La poterie que fabriquent ces Indiens est mal cuite, se brise facilement, et ne doit résister que faiblement à l’action du feu. L’argile en est noirâtre et assez grossière ; mais les formes qu’ils savent lui donner et les dessins dont ils la revêtent, dénotent de l’adresse et du goût.

Ils se servent encore habituellement de calebasses (porongos), très-communes dans le pays, dans lesquelles ils rapportent de la ville l’eau-de-vie de canne dont ils font abus toutes les fois qu’ils en ont les moyens ; car ils ne connaissent d’autre fête, d’autre distraction, que l’ivresse ; et ils dépensent de cette sorte tous les bénéfices de leur commerce avec les habitants de l’Assomption, auxquels ils fournissent le bois, le poisson, et le fourrage de leurs chevaux (pasto). Autrefois l’Indien ivre était accompagné, dans les rues, par sa femme ou par un ami, qui souvent parvenait à le ramener dans sa demeure, avant la perte entière de l’usage de ses jambes. Mais il est maintenant défendu, sous des peines sévères, de laisser les Indiens dans les cabarets (pulperias). La plupart des jeunes gens et des femmes s’abstiennent de boissons alcooliques ; les hommes mariés ont seuls le privilége d’en user largement, et ce goût, chez eux comme partout, s’accroît et se développe avec l’âge.

Guerrier payaguas. — Dessin de H. Rousseau.

L’industrie très-bornée des Payaguàs constitue cependant leur unique ressource ; car ils ne connaissent aucune culture, et ne récoltent ni maïs, ni patates, ni tabac. Ils sont pêcheurs, passent leur vie sur l’eau, et deviennent de bonne heure de très-habiles mariniers. Tantôt on les voit à l’arrière d’une pirogue s’abandonner au courant en suivant leur ligne ; tantôt, debout sur une file, ils rament en cadence, et font glisser l’embarcation avec la rapidité d’une flèche. Longues de quatre à cinq mètres, et larges de deux pieds et demi à trois pieds, leurs pirogues sont creusées dans le tronc d’un timbo, et se terminent aux deux extrémités en pointe allongée. Leur pagaie, acérée comme une lance, devient entre leurs mains une arme redoutable, à laquelle il faut ajouter l’arc, les flèches et la macana. À la guerre, ils sont cruels, et ne font de quartier qu’aux femmes et aux enfants. Leur manière de combattre n’offre rien de particulier. Ils attaquent les Indiens du Chaco, en fondant sur eux à l’improviste, et s’efforcent de les surprendre ; mais ils se gardent bien de s’éloigner des rivières car ils seraient facilement vaincus en rase campagne par ces tribus si redoutables à cheval.

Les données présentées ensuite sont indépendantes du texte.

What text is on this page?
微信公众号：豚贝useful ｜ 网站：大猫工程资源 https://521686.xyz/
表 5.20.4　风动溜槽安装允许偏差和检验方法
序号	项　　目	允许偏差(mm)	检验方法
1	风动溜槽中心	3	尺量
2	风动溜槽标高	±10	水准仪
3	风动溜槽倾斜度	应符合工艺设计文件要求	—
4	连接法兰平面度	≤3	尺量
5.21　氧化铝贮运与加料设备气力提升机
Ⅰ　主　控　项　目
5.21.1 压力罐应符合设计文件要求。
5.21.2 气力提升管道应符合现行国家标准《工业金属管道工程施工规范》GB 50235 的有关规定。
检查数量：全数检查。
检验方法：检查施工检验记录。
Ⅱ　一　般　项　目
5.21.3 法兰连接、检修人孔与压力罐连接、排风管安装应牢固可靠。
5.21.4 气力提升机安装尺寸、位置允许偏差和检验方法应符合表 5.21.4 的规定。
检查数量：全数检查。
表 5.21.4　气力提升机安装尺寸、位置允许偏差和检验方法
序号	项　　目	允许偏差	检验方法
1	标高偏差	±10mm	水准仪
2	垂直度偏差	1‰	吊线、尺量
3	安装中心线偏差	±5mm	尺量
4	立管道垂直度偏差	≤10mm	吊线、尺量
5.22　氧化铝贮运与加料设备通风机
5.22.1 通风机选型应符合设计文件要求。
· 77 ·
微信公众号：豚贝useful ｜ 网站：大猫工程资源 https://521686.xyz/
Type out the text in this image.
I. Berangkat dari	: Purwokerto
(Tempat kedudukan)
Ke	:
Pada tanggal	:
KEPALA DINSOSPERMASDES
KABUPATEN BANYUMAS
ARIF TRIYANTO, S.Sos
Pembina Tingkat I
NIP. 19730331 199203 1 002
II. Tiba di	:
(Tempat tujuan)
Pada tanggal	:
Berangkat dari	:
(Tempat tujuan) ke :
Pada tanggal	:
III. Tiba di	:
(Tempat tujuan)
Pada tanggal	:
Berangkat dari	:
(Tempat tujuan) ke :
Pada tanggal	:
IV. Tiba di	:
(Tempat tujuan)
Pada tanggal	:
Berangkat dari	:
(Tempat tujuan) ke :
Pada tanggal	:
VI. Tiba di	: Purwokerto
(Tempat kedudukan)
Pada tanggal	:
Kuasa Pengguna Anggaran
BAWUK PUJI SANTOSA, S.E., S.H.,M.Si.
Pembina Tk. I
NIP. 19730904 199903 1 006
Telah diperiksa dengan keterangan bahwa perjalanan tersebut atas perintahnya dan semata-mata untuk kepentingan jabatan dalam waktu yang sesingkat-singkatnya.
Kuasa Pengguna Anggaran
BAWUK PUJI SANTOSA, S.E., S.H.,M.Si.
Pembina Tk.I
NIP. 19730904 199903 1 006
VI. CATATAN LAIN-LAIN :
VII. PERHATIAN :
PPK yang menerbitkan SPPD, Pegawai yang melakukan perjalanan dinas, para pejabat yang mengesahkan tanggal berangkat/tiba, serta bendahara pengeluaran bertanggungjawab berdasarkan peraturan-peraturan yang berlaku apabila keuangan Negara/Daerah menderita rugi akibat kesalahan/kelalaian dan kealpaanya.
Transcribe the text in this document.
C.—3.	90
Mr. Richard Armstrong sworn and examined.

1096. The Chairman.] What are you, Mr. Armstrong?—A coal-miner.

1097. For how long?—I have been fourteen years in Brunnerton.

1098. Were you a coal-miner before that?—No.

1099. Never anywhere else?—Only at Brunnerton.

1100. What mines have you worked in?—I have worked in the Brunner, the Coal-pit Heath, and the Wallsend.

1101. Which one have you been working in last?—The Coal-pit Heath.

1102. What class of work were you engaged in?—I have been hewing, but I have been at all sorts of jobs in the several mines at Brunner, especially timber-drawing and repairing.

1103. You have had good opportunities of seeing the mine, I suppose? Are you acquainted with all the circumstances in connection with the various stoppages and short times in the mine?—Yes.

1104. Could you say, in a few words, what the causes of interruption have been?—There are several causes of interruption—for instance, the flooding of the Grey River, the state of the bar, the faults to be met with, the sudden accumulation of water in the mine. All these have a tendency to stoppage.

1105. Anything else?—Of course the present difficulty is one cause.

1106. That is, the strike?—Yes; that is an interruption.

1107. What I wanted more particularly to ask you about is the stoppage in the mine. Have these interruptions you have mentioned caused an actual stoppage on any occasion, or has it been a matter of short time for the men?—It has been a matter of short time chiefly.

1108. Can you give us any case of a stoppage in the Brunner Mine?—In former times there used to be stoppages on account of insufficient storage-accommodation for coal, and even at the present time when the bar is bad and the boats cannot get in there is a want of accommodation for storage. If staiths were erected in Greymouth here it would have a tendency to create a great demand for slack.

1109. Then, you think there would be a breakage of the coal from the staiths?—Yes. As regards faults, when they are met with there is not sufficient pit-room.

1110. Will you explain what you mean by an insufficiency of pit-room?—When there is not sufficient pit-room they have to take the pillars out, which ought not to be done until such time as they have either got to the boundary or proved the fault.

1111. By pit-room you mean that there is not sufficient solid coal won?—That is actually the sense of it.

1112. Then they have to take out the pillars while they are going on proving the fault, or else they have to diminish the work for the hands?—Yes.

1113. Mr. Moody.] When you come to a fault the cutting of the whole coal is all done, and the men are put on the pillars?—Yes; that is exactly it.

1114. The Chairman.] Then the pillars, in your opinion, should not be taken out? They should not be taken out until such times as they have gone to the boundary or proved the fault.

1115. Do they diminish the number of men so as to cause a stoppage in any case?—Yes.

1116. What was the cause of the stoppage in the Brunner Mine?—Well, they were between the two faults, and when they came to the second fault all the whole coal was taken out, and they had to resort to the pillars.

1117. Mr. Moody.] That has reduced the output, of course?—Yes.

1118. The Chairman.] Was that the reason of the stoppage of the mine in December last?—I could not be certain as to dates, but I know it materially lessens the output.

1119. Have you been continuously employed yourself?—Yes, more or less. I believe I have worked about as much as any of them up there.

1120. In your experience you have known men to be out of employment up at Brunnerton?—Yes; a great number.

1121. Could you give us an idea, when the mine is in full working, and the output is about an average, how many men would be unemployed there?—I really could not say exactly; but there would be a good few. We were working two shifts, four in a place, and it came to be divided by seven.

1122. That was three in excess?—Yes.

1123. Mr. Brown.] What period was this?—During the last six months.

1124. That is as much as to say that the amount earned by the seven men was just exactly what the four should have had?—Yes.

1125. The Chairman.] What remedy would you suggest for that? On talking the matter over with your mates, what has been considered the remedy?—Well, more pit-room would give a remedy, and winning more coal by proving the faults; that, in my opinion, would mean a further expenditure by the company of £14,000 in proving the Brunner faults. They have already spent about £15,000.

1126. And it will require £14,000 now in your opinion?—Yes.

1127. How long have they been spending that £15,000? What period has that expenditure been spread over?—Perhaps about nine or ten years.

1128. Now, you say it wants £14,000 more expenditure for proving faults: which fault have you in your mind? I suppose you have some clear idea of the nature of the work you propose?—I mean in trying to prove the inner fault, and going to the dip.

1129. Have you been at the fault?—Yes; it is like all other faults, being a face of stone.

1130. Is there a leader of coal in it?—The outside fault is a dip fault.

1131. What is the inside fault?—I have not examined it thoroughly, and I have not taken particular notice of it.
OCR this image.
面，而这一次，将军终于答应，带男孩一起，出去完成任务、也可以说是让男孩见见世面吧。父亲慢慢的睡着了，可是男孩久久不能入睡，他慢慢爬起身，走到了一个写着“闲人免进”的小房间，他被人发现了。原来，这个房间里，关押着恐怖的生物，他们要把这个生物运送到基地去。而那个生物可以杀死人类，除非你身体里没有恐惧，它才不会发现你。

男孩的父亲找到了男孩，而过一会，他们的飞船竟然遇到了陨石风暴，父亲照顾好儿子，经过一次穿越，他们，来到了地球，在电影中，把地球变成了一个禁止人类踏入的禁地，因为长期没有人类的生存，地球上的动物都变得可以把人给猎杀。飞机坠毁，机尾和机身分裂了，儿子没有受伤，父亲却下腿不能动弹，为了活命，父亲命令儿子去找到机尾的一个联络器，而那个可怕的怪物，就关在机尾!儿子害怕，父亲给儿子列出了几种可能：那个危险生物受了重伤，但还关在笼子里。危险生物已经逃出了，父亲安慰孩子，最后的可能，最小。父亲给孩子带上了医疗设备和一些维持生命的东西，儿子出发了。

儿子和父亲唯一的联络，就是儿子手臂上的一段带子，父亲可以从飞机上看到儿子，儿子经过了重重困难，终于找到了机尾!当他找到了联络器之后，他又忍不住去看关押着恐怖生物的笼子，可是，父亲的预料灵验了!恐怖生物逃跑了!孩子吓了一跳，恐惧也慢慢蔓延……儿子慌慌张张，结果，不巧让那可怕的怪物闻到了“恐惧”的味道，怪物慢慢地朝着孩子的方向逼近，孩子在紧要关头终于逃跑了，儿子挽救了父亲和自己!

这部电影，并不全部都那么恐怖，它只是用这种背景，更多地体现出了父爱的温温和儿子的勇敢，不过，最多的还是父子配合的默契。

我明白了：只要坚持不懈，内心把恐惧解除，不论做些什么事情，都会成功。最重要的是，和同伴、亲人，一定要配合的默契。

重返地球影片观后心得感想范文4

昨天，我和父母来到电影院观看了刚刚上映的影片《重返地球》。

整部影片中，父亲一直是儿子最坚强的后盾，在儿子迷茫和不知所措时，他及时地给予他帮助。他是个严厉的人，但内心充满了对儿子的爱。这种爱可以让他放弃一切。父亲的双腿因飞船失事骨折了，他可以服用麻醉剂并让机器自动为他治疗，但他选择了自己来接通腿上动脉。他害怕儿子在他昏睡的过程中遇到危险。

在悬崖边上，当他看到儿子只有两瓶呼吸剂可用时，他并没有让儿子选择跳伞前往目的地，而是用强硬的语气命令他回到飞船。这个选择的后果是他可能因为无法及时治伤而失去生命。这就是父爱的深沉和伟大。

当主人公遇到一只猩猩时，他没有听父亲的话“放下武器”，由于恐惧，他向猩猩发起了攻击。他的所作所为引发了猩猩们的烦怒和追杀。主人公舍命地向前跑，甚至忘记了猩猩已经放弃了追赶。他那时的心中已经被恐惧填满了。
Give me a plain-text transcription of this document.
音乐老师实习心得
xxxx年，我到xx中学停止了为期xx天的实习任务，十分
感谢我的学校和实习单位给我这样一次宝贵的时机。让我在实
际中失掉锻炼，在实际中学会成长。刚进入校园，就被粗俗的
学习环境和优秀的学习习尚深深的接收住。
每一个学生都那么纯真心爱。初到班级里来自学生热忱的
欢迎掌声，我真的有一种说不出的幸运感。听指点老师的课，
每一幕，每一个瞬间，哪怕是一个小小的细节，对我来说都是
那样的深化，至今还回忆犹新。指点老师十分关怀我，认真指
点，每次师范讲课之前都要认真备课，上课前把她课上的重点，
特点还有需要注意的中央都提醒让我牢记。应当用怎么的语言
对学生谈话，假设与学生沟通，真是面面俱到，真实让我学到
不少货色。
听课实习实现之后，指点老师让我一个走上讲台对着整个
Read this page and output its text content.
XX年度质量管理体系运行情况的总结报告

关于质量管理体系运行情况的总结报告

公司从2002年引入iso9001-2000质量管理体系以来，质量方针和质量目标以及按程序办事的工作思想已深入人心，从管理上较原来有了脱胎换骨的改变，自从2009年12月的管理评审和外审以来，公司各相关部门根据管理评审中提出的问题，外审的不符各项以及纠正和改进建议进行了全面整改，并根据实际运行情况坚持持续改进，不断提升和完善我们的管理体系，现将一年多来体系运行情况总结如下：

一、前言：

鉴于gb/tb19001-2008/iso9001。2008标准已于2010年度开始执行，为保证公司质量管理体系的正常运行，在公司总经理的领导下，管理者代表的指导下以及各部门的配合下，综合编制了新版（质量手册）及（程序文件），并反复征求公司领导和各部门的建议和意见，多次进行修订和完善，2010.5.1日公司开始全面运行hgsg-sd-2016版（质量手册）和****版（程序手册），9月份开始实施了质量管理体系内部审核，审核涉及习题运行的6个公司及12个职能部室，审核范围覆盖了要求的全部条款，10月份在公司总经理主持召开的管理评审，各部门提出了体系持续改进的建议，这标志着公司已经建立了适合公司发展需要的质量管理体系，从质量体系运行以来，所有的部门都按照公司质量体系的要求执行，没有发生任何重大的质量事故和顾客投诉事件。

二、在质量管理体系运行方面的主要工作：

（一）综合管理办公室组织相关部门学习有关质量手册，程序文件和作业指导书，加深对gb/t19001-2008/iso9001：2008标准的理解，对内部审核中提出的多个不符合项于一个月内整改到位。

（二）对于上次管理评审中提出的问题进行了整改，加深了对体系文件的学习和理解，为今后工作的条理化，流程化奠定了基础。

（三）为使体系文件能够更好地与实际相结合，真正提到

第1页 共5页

Déjà on l’aura pressenti, cette nation vit dans un état de liberté absolue et de complète indépendance, vis-à vis du gouvernement de la république paraguayenne, qui ne lui impose ni taxe ni corvée. Loin de là, il paye aux Payaguàs les services qu’il réclame d’eux, soit lorsqu’il les envoie en courriers sur le fleuve, soit lorsqu’il s’en sert comme de guides dans les expéditions dirigées contre les hordes sauvages qui errent sur la rive droite. Le docteur Francia avait su tirer parti de leur concours, pour fermer le plus hermétiquement possible son malheureux pays, en les chargeant de la surveillance de la rivière, seule voie par laquelle il fût possible de s’en échapper ; et les Payaguàs ne firent jamais défaut, dit-on, à l’exécution des consignes rigoureuses qu’il leur donna.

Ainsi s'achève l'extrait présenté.